Ian Bicking ian@bickiia.earlhall.earlham.edu
Mon, 19 Oct 1998 20:02:09 -0400 (EDT)


Ray Dillinger writes:
> >That's fine, if only the admission control can check security.
> >In a low-level system, that's quite a costly feat.
> >In a high-level system, it's just a very particular case
> >of dynamic compilation.
> 
> Not quite. In any system, you have code you trust and code you
> don't trust.  Dynamically compiling the code you don't trust
> into the code you trust is one of many possible "Wrong Things". 
> A user can punch raw hex values into any location in any file
> his shell's credential allows him to write, including
> executables, using a hex editor.  Yes, it's a dangerous thing,
> but it is sometimes a useful thing.  If it is possible to
> write code (even using a hex editor) that forces the operating
> system to compromise itself (make hash of its process table,
> allow a process to terminate without reclaiming the memory and
> other resources allocated to it, become deadlocked, etc), then
> there is an error in the operating system. If it is not possible
> for a user to write her own compiler (which may contain errors) 
> then you have placed handcuffs on the usefulness of your system. 
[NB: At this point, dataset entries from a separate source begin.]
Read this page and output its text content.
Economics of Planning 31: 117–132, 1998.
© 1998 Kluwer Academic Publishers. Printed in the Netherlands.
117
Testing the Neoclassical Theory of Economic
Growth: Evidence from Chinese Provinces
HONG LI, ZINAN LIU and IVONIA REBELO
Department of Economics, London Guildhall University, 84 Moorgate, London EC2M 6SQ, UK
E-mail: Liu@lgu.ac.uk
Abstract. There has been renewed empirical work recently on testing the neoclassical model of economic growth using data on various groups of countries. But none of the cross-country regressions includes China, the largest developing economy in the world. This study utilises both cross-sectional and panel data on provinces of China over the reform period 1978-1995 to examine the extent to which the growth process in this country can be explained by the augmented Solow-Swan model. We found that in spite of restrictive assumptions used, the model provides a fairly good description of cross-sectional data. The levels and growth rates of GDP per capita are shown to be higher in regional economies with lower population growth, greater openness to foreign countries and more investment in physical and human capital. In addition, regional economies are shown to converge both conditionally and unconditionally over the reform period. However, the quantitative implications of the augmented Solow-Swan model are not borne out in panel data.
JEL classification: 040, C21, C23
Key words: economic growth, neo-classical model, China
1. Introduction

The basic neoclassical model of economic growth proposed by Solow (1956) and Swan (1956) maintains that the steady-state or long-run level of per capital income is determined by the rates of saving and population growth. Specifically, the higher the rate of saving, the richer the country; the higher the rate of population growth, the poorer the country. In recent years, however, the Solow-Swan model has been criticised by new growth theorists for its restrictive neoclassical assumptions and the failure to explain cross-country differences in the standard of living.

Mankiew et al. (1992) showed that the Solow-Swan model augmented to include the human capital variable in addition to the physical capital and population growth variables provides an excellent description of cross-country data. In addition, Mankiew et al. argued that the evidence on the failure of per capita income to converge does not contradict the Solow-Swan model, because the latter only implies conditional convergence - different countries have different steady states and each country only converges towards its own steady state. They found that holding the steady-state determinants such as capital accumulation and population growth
I don't think it has to be that way.  First, you can simply disallow
editing of post-compiled code.  It really isn't very useful to edit
that code so you've placed few restrictions on the user -- certainly
not any restrictions that justify implementing a big security model.
To disallow editing is simple -- just a matter of write protection.

As I would see "dynamic compiling" working, you'd have something that
looks very close to real machine instructions, but has some guards to
ensure certain sorts of safety.  These can be things that allow
OS-level garbage collection, safety in the address space, and so on.
If you wanted something really spiffy, it might abstract certain
things as well, such as object-persistance (this would add a lot of
weight to the process, though, so it might not be worth it at this
level).  Compiling this psuedo-machine-code (which need not be
portable) to actual machine-code should be fairly easy and fast.  The
resulting executable can be cached or saved on disk to make the
process quite inexpensive.

A user can write their own compiler, it's just that it would compile
into this psuedo-machine-code.  This should give as much flexibility
to the compiler-writer as they deserve -- i.e., to make the code they
want but not to make anything that can compromise the system.

To me, it sounds like a kind of neat idea that would simplify the
operating system tremendously (on the low level) while having few
negative ramifications.  Getting rid of the possibility of
pointer-arithmetic just seems like it can simplify a lot of things.